Aos 28 anos, Luisa Dörr é o olho afiado e talentoso por trás dos retratos do projeto "Firsts", uma lista de 46 das mulheres mais influentes do mundo eleitas pela revista americana "Time". Para ela, a proposta ambiciosa era, em si, "a first", como brincou em entrevista ao UOL. Isto porque, apesar de já ter colaborado para publicações como o jornal britânico "The Telegraph", as revistas "Marie Claire South Korea" e "Vice", esta seria a primeira vez em que a gaúcha de Lajeado fotografaria uma capa em sua carreira.
Abraçar de cara um convite como este representava um desafio enorme para Luisa, formada em fotografia pela Universidade Luterana do Brasil (ULBRA). "Eu tentava por um momento esquecer quão importantes eram estas pessoas e visualizava apenas o ser humano na minha frente, [para] fazer o melhor retrato possível. Queria que eu e elas saíssemos satisfeitas".
"Todas essas mulheres eram inspiradoras. Mais do que apenas mulheres, vi seres humanos e profissionais incríveis. Todos passaram por muitas lutas apenas para consolidar lentamente um lugar na sociedade. Essa energia de luta positiva, nunca desistindo, é o que mais me inspirou".

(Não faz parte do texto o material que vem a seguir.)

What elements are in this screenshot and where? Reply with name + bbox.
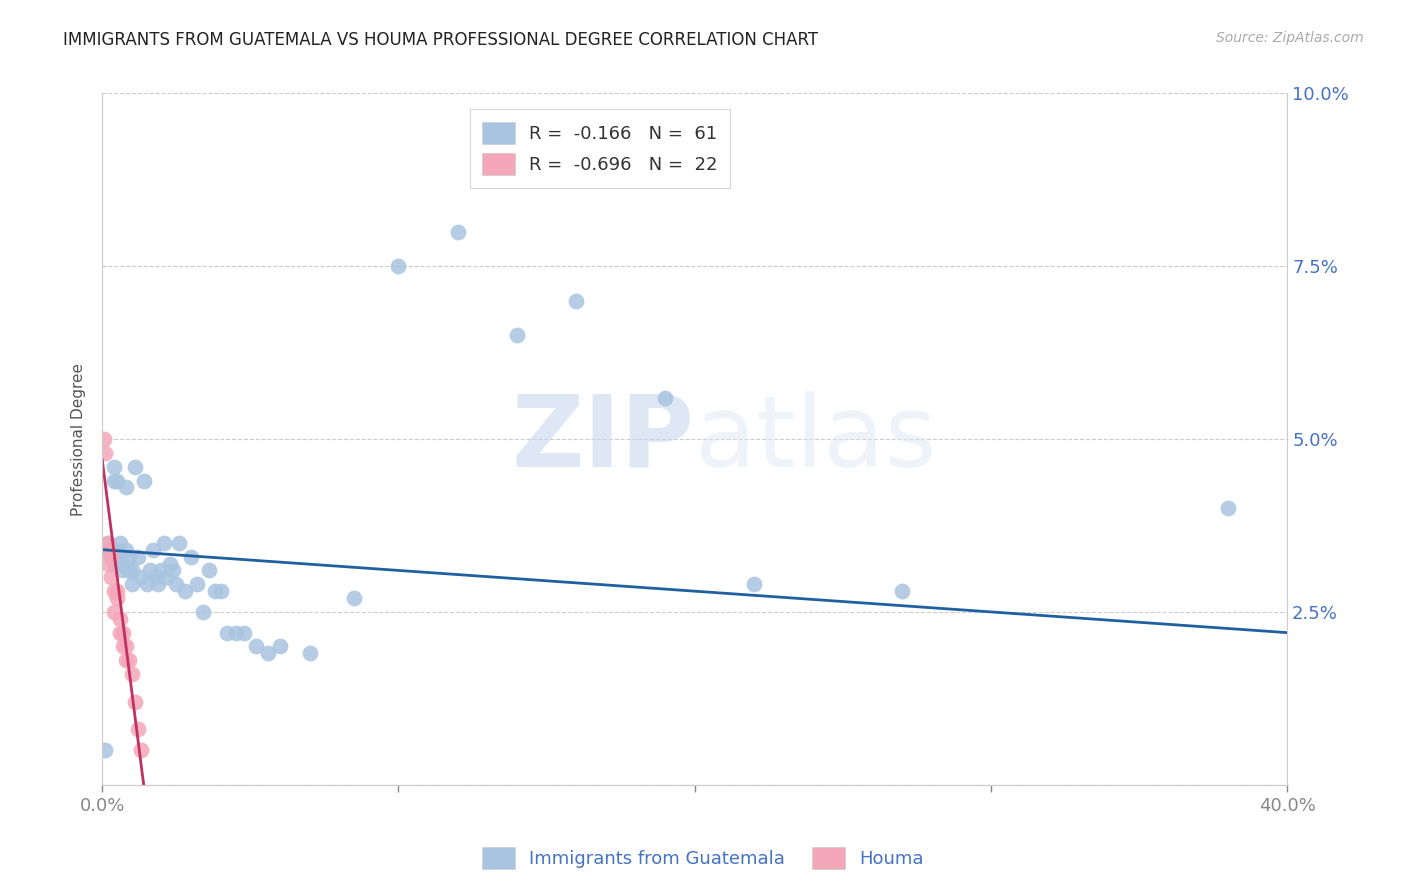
Point <box>204 584 226 599</box>
Point <box>121 563 143 577</box>
Point <box>105 591 128 605</box>
Point <box>142 542 165 557</box>
Point <box>145 570 167 584</box>
Point <box>121 577 143 591</box>
Point <box>186 577 208 591</box>
Text: atlas: atlas <box>695 391 936 488</box>
Point <box>111 640 134 654</box>
Point <box>298 646 321 660</box>
Point <box>105 549 128 564</box>
Point <box>162 563 184 577</box>
Point <box>215 625 238 640</box>
Point <box>118 549 141 564</box>
Point <box>100 542 122 557</box>
Point <box>118 653 141 667</box>
Point <box>105 584 128 599</box>
Point <box>127 723 149 737</box>
Text: ZIP: ZIP <box>512 391 695 488</box>
Point <box>165 577 187 591</box>
Text: IMMIGRANTS FROM GUATEMALA VS HOUMA PROFESSIONAL DEGREE CORRELATION CHART: IMMIGRANTS FROM GUATEMALA VS HOUMA PROFE… <box>63 31 818 49</box>
Point <box>108 535 131 549</box>
Point <box>191 605 214 619</box>
Point <box>742 577 765 591</box>
Point <box>103 605 125 619</box>
Point <box>111 557 134 571</box>
Point <box>198 563 221 577</box>
Point <box>111 625 134 640</box>
Point <box>100 570 122 584</box>
Point <box>167 535 190 549</box>
Point <box>447 225 470 239</box>
Point <box>97 557 120 571</box>
Point <box>174 584 197 599</box>
Point <box>115 640 138 654</box>
Point <box>108 625 131 640</box>
Point <box>565 293 588 308</box>
Point <box>100 549 122 564</box>
Legend: R =  -0.166   N =  61, R =  -0.696   N =  22: R = -0.166 N = 61, R = -0.696 N = 22 <box>470 110 730 187</box>
Point <box>343 591 366 605</box>
Point <box>103 584 125 599</box>
Point <box>108 612 131 626</box>
Point <box>103 459 125 474</box>
Point <box>94 446 117 460</box>
Point <box>654 391 676 405</box>
Point <box>129 743 152 757</box>
Point <box>156 570 179 584</box>
Point <box>124 459 146 474</box>
Point <box>225 625 247 640</box>
Legend: Immigrants from Guatemala, Houma: Immigrants from Guatemala, Houma <box>474 838 932 879</box>
Point <box>180 549 202 564</box>
Point <box>105 542 128 557</box>
Point <box>269 640 291 654</box>
Point <box>245 640 267 654</box>
Point <box>150 563 173 577</box>
Point <box>129 570 152 584</box>
Point <box>103 557 125 571</box>
Point <box>124 695 146 709</box>
Point <box>138 563 160 577</box>
Point <box>105 474 128 488</box>
Point <box>387 259 409 273</box>
Point <box>891 584 914 599</box>
Point <box>257 646 280 660</box>
Point <box>97 535 120 549</box>
Point <box>153 535 176 549</box>
Point <box>115 653 138 667</box>
Point <box>111 563 134 577</box>
Point <box>115 542 138 557</box>
Point <box>100 549 122 564</box>
Point <box>115 480 138 494</box>
Point <box>94 542 117 557</box>
Point <box>233 625 256 640</box>
Point <box>94 542 117 557</box>
Point <box>209 584 232 599</box>
Y-axis label: Professional Degree: Professional Degree <box>72 362 86 516</box>
Point <box>97 542 120 557</box>
Point <box>94 743 117 757</box>
Point <box>118 563 141 577</box>
Text: Source: ZipAtlas.com: Source: ZipAtlas.com <box>1216 31 1364 45</box>
Point <box>121 667 143 681</box>
Point <box>506 328 529 343</box>
Point <box>135 577 157 591</box>
Point <box>108 557 131 571</box>
Point <box>1216 501 1239 516</box>
Point <box>127 549 149 564</box>
Point <box>148 577 170 591</box>
Point <box>159 557 181 571</box>
Point <box>97 535 120 549</box>
Point <box>132 474 155 488</box>
Point <box>93 432 115 446</box>
Point <box>103 474 125 488</box>
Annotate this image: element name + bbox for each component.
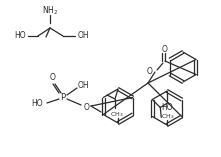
Text: O: O	[50, 73, 56, 82]
Text: O: O	[84, 103, 90, 111]
Text: HO: HO	[161, 103, 173, 113]
Text: O: O	[147, 68, 153, 76]
Text: P: P	[60, 92, 66, 101]
Text: HO: HO	[31, 98, 43, 108]
Text: NH$_2$: NH$_2$	[42, 5, 58, 17]
Text: OH: OH	[77, 32, 89, 41]
Text: OH: OH	[77, 81, 89, 89]
Text: CH$_3$: CH$_3$	[110, 111, 124, 119]
Text: CH$_3$: CH$_3$	[161, 113, 175, 122]
Text: O: O	[162, 46, 168, 54]
Text: HO: HO	[14, 32, 26, 41]
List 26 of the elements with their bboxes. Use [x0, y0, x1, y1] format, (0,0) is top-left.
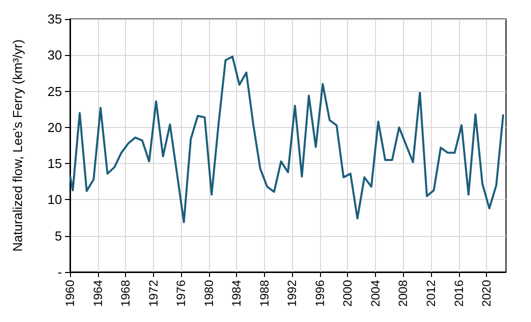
line-series — [69, 56, 504, 224]
x-tick-label: 2016 — [452, 280, 466, 307]
y-tick-label: 30 — [48, 48, 62, 63]
x-tick-label: 1988 — [257, 280, 272, 307]
x-tick-label: 1976 — [174, 280, 188, 307]
x-tick-label: 2008 — [396, 280, 410, 307]
y-tick-label: 20 — [48, 120, 62, 135]
y-axis-title: Naturalized flow, Lee’s Ferry (km³/yr) — [10, 39, 25, 252]
x-tick-label: 1972 — [146, 280, 160, 307]
x-tick-label: 1960 — [63, 280, 77, 307]
x-tick-label: 1992 — [285, 280, 300, 307]
y-tick-label: 5 — [54, 228, 62, 244]
x-tick-label: 1984 — [230, 280, 244, 307]
x-tick-label: 2004 — [368, 280, 382, 307]
x-tick-label: 2012 — [424, 280, 438, 307]
x-tick-label: 1980 — [202, 280, 216, 307]
y-tick-label: - — [58, 264, 62, 280]
y-tick-label: 10 — [48, 192, 62, 208]
x-tick-label: 2020 — [480, 280, 494, 307]
y-tick-label: 15 — [48, 156, 62, 172]
y-tick-label: 35 — [48, 12, 62, 26]
x-tick-label: 1968 — [118, 280, 133, 307]
y-tick-label: 25 — [48, 84, 62, 99]
x-tick-label: 1996 — [312, 280, 327, 307]
x-tick-label: 2000 — [340, 280, 355, 307]
x-tick-label: 1964 — [90, 280, 105, 307]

Como ela chegou à capa da Time
A chegada da brasileira aos bastidores do projeto de uma das maiores marcas de mídia do mundo não foi nada convencional. Luisa foi escolhida a dedo por Kira Pollack, diretora de fotografia da "Time", através de seu Instagram. "Ela me descobriu por acaso enquanto olhava o feed e gostou desta estética".
A ideia então de clicar o projeto inteiro com um iPhone acabou surgindo organicamente, da vontade de reproduzir aquela atmosfera intimista de seus posts — e que poderia ser prejudicada pela presença intimidadora de uma lente de grande porte. "Não é possível ter o mesmo resultado com uma câmera. São ferramentas diferentes e o sujeito reage de [um jeito] diferente".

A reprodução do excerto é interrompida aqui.